Field Guide / Seeing the system
The system map: nodes, links, and actors
A governance map draws the deployed system as a network: its components (nodes) — model, retrieval layer, guardrails, memory and records, the operator network, telemetry, update pipelines — the links between them, and the actors who hold authority over them, from developers and deploying organizations to oversight boards, auditors, courts, and legislatures. Nodes and links can both be extended as a real deployment demands.

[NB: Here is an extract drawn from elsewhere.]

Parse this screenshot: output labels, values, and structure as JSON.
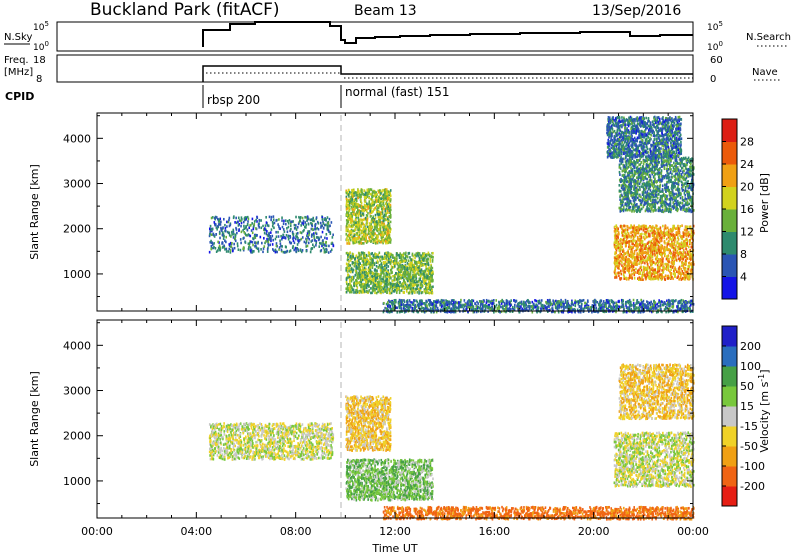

You cannot govern what you have not named. The PAN framework — PAN stands for Policy Actor Network — draws a deployment as a network of nodes and the links between them. The nodes are the component types a real deployment contains: not just the neural network, but the harness around it, the retrieval layer that feeds it, the guardrails that filter it, the memory and record stores it touches, the network of human and automated operators acting on its outputs, and the telemetry and update pipelines that quietly reshape it over time. The links are the connections along which error, influence, and authority move between them — and both the nodes and the links can be extended as a real deployment demands.
The second half of the map is just as important: the actors. Developers, harness builders, and deploying organizations are the obvious ones. But real governance histories are full of oversight boards, independent auditors, courts, commissions of inquiry, legislatures, vendors, and data-protection officers — actors who, in documented cases, were the ones who actually changed the system's trajectory.
Mapping actors matters because every governance action needs someone with the authority to take it. A safeguard nobody is empowered to enforce is a description, not a control. The Practice Library tags every governance pattern with the actors who can pull it for exactly this reason.
When you read a case file in the Domain Atlas, try reading it against this network: which nodes and links carried the failure, and which actors — often courts and commissions, late — finally acted.
This page is conceptual framing — a way of seeing, not an empirical claim. Documented real-world events appear in the Domain Atlas with citations; testable versions of these ideas live in the PAN Lab.